Corona hat viele Künstler*innen in eine tiefe Krise gestürzt, die unter Umständen auch ihren KSK-Anspruch berührt. Denn wer zwei Jahre in Folge nicht auf den geforderten Jahresumsatz kommt, fliegt raus. Hatten Künstler*innen schon vor der Krise Probleme, könnte es eng werden. Zum anderen sind viele darauf angewiesen, eine andere Tätigkeit in einem Angestelltenverhältnis auszuüben. Auch in diesem Fall verlieren sie ihren Anspruch auf die Leistungen der KSK. Stefan Hein zeigt sich betroffen davon, aber am Ende sei die KSK nur eine Behörde, die Gesetze durchführt. “Kann eine Behörde überhaupt solidarisch sein?”, fragt Stefan Hein rhetorisch. “Ist das Finanzamt solidarisch mit den Steuerzahlenden?”

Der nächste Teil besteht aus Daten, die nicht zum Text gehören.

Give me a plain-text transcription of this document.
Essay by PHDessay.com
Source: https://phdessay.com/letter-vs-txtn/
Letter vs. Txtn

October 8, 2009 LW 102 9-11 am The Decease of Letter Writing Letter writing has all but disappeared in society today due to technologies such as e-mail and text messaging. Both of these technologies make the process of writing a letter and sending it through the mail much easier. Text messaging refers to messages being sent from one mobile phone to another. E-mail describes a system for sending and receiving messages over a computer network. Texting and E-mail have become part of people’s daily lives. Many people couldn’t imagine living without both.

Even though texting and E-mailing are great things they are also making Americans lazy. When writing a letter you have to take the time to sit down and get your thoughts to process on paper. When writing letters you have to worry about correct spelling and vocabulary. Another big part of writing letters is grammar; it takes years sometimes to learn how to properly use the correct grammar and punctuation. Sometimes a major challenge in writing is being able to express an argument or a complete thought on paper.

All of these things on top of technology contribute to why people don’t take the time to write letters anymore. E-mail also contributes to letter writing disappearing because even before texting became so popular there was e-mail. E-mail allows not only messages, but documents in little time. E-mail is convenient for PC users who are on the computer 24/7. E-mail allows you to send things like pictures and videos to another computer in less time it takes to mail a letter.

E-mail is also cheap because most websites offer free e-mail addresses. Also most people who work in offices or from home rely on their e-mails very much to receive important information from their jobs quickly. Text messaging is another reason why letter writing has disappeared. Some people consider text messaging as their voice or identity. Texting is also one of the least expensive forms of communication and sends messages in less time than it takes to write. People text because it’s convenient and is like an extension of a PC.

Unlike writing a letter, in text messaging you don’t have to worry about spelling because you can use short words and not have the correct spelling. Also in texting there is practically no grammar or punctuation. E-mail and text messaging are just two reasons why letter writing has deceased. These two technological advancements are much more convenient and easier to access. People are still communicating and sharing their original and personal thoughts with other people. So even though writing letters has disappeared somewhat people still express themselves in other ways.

Der Stromberg-Vergleich ziehe trotzdem nicht. Die KSK sei eine sich stetig reflektierende und dynamische Behörde, die um gutes Personal und Transparenz bemüht sei. So bietet diese z.B. Webinare an, bei denen sich Mitarbeitende den Fragen der Teilnehmenden stellen und Licht in die teils dunklen Ecken der Behörde bringen.